«Cette pandémie prouve que les Etats nous mentent»

Ancien professeur de l’université de Lausanne, Dominique Bourg est une figure de l’écologie contemporaine.

Pour le philosophe, l’épidémie de coronavirus est la conséquence de l’activité humaine qui, peu à peu, a détruit les écosystèmes.

La réponse des Etats à la pandémie prouve que ceux-ci détiennent une capacité à agir sur le réchauffement climatique mais ne l’utilisent pas.

  • Dominique Bourg, philosophe et ancien professeur à l’Université de Lausanne. VERISSIMO

    Dominique Bourg, philosophe et ancien professeur à l’Université de Lausanne. VERISSIMO

«Avec la pandémie, les politiques s’exposent à un risque de poursuites pénales. La différence avec le climat est là!»

Depuis le début des mesures prises par les Etats pour lutter contre le coronavirus, le monde entier a constaté une baisse de la pollution. Cette dernière traduit-elle une forme d’hypocrisie de la part des gouvernements qui se disent impuissants face au réchauffement climatique?

Complètement. Ils se moquent du monde et c’est idiot! Les Etats ont un pouvoir bien plus important que ce qu’ils veulent bien admettre. Ce confinement est une leçon. On sait maintenant qu’ils nous mentent lorsqu’ils disent ne rien pouvoir faire face aux changements climatiques.

Les Etats ont réagi de manière relativement rapide pour lutter contre le coronavirus. Comment expliquer qu’il n’en soit pas de même pour les questions climatiques?

En Chine, les autorités ont réagi très vite face à la pandémie. Alors qu’ici, pour que la Suisse et la France réagissent, il a fallu un nombre important de morts en Italie. C’est affolant. Si on avait laissé l’épidémie se répandre, il y aurait eu un nombre de morts inimaginables et les systèmes de santé n’auraient pas tenu. Les politiques s’exposaient donc à de nombreux risques de poursuites pénales. La différence avec le climat est là. Les conséquences du réchauffement climatique deviendront invivables d’ici 20 ou 30 ans, autant dire que les politiques s’en fichent car d’ici là, ils seront tous morts et n’auront plus à se soucier de ce qu’on pourrait leur reprocher.

Les politiques ne sont donc pas prêts à entendre cet avertissement?

Non. Pour moi, ces gens sont des idéologues qui sont en train de faire tout l’inverse de ce qu’il faudrait, ils ont une attitude totalement irresponsable. Prenez l’UDC par exemple. Pour eux, le réchauffement climatique n’existe pas. Il leur faudrait une épée de Damoclès au-dessus de la tête pour qu’ils réagissent. Ça a été le cas avec cette pandémie. C’est pour ça qu’il ne faut rien lâcher et j’espère vraiment que les jeunes qui se sont mobilisés jusqu’ici reprendront leur combat dès qu’ils le pourront.

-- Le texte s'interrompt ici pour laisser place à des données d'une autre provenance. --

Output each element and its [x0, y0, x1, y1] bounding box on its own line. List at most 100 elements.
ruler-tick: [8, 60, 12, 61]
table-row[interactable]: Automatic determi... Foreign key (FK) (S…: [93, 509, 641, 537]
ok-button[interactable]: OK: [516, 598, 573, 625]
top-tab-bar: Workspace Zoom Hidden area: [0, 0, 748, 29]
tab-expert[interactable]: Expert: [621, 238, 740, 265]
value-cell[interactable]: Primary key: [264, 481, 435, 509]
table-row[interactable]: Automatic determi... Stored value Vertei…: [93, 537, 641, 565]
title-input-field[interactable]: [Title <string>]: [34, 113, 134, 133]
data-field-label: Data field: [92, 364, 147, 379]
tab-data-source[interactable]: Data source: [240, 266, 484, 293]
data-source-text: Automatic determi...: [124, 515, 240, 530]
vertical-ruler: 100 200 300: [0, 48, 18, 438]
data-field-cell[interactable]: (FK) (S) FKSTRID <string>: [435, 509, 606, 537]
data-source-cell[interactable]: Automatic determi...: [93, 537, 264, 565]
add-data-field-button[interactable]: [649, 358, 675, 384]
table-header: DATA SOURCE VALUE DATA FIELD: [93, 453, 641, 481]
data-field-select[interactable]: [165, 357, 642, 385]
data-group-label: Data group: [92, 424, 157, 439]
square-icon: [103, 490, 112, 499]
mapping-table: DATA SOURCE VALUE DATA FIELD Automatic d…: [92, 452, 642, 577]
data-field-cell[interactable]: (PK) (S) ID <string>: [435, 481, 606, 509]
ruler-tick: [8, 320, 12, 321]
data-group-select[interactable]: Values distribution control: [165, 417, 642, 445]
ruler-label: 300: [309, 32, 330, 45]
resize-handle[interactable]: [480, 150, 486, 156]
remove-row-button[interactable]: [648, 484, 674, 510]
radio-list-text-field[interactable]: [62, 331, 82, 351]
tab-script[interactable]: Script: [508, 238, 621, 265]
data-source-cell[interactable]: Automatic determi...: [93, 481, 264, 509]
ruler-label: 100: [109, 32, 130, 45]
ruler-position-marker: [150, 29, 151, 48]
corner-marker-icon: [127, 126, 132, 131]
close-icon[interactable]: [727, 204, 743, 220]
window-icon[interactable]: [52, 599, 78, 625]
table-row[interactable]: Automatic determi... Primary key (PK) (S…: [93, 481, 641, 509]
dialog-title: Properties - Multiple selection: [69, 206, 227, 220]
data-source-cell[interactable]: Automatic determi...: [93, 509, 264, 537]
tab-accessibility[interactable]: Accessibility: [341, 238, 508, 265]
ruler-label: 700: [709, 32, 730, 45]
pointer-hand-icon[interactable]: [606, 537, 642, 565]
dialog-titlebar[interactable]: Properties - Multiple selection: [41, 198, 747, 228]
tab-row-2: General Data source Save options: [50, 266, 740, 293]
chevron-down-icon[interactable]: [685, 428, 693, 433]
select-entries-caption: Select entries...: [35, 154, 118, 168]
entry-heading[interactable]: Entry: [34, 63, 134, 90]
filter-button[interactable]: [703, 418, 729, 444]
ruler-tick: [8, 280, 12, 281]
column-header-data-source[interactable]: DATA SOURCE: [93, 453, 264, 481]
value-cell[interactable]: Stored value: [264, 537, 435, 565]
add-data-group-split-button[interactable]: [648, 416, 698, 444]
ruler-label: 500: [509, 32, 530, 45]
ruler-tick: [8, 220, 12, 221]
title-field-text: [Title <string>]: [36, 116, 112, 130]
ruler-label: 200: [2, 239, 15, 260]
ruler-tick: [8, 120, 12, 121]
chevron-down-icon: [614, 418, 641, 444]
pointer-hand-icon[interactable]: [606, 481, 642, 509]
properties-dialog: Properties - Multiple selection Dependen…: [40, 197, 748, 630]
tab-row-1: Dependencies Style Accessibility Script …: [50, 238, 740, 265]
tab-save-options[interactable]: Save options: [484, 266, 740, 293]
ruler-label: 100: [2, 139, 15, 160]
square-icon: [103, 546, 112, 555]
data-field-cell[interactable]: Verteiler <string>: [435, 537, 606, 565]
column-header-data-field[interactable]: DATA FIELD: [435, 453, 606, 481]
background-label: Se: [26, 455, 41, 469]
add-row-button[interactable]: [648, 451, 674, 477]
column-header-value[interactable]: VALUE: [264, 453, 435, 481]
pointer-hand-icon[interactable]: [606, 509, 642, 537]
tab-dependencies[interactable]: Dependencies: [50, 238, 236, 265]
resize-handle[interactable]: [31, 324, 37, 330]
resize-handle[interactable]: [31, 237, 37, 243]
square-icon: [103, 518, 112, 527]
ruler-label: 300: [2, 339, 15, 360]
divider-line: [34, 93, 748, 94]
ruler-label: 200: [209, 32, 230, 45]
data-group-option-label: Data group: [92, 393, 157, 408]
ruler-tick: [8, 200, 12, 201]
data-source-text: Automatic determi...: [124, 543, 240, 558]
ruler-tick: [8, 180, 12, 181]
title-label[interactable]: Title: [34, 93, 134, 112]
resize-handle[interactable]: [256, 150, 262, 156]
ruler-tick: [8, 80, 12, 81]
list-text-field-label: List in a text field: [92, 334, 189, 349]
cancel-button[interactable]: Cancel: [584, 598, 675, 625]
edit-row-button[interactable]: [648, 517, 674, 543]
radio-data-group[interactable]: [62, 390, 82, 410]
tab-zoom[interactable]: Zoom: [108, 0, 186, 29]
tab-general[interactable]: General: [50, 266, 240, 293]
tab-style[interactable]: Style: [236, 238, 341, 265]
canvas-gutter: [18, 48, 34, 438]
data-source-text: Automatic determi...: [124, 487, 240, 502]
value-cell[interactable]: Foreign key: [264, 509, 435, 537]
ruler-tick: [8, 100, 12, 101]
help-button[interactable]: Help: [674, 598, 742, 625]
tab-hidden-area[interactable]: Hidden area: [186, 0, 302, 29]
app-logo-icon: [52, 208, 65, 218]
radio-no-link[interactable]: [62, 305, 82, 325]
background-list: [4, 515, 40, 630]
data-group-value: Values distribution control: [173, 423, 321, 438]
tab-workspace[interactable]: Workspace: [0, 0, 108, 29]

Comment expliquer la crise actuelle?

La crise sanitaire que nous vivons actuellement résulte d’un problème écologique. C’est la conséquence directe de nos actes qui peu à peu, détruisent les écosystèmes. Nous avons connu ça au Néolithique lorsque certains animaux ont commencé à être domestiqués. Aujourd’hui, la contiguïté entre l’Homme et les animaux, de plus en plus importante, provoque la circulation des virus. Et la nature nous le montre: c’est bien la destruction de l’habitat de la chauve-souris qui a conduit à la propagation du coronavirus.

La suite, vous l’envisagez comment?

On ne va plus jamais être tranquilles au niveau sanitaire. Et le réchauffement climatique va continuer. On va commencer à manquer de nourriture, les problèmes sanitaires ne vont cesser de se multiplier les récoltes seront de plus en plus mauvaises. Dans certains pays, c’est déjà une catastrophe. Même si nous risquons d’assister à une augmentation du taux de chômage, on ne peut plus retourner au modèle économique suivi jusqu’ici, car on ne peut pas sauver une catastrophe par une autre. Et les milieux économiques ne cessent de profiter de tout ce qui est en train de nous faire mourir.

Un retour complet à la vie d’avant n’est donc pas envisageable?

Quand on voit les queues devant les soupes populaires en France, mais aussi en Suisse -l’exemple de Genève est parlant-, on se rend bien compte qu’avec le confinement tout s’est arrêté. Certains emplois subissent des baisses de revenus considérables. Je ne minimise en rien ces difficultés. Mais je ne pense pas que les difficultés économiques, car il va y en avoir, justifient un retour à la vie qu’on connaissait jusqu’à maintenant.